Le vainqueur généreux de l'an 5, le premier consul, pacificateur de l'an 8, devait se retrouver avec la même modération magnanime dans l'auguste souverain à qui le ciel a confié nos destinées. Les degrés du pouvoir, la diversité des positions ne changent rien à ces qualités éminentes qu'on pourrait justement appeler des vertus de caractère; et l'empereur a dû proposer une troisième fois la paix, pour prouver que ce n'était pas en vain qu'il avait dit dans une occasion solennelle ces paroles à jamais mémorables : « Soldat ou preinier consul, je n'ai eu qu'une pensée; empereur, je n'en ai point

>> d'autre. »

Depuis deux ans la guerre est déclarée, et n'a pu commencer encore.

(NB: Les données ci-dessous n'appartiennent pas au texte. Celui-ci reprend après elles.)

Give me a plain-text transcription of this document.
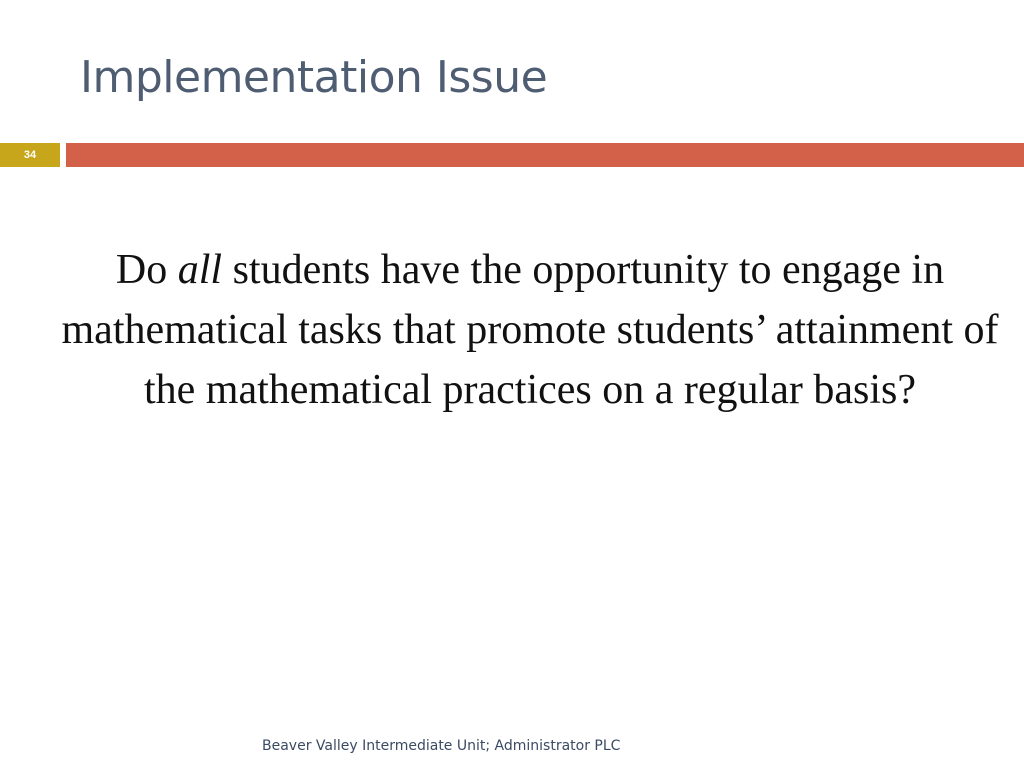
Implementation Issue
34
Do all students have the opportunity to engage in mathematical tasks that promote students’ attainment of the mathematical practices on a regular basis?
Beaver Valley Intermediate Unit; Administrator PLC
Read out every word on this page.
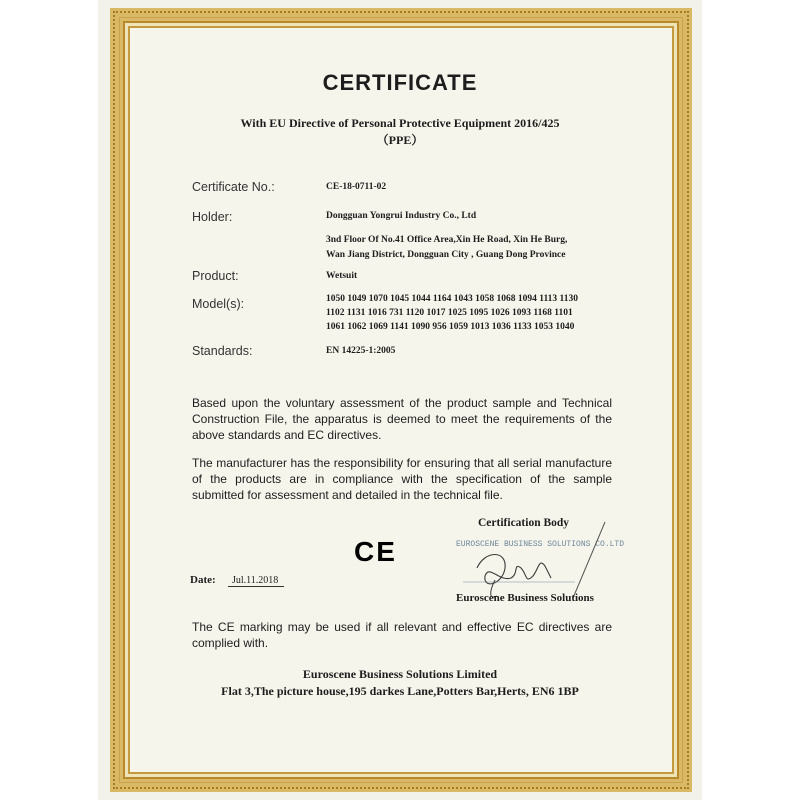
CERTIFICATE
With EU Directive of Personal Protective Equipment 2016/425
（PPE）
Certificate No.:	CE-18-0711-02
Holder:	Dongguan Yongrui Industry Co., Ltd
3nd Floor Of No.41 Office Area,Xin He Road, Xin He Burg,
Wan Jiang District, Dongguan City , Guang Dong Province
Product:	Wetsuit
Model(s):	1050 1049 1070 1045 1044 1164 1043 1058 1068 1094 1113 1130
1102 1131 1016 731 1120 1017 1025 1095 1026 1093 1168 1101
1061 1062 1069 1141 1090 956 1059 1013 1036 1133 1053 1040
Standards:	EN 14225-1:2005
Based upon the voluntary assessment of the product sample and Technical
Construction File, the apparatus is deemed to meet the requirements of the
above standards and EC directives.
The manufacturer has the responsibility for ensuring that all serial manufacture
of the products are in compliance with the specification of the sample
submitted for assessment and detailed in the technical file.
CE
Certification Body
EUROSCENE BUSINESS SOLUTIONS CO.LTD
Date:	Jul.11.2018
Euroscene Business Solutions
The CE marking may be used if all relevant and effective EC directives are
complied with.
Euroscene Business Solutions Limited
Flat 3,The picture house,195 darkes Lane,Potters Bar,Herts, EN6 1BP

Toutes les actions ont été en préparatifs, en projets; mais le moment étant arrivé où l'exécution devait amener des événemens réels, et faire naître les plus terribles chances, l'empereur a pensé qu'il était dans les principes de cette religion politique, qui sans doute attire sur les pensées et sur les efforts des princes justes et généreux l'assistance du ciel, de faire tout ce qui était en son pouvoir pour prévenir de grandes calamités en faisant la paix.

>> J'ai l'ordre de vous communiquer la lettre que, dans cette vue de modération et d'humanité, l'empereur a jugé convenable d'écrire à S. M. le roi d'Angleterre.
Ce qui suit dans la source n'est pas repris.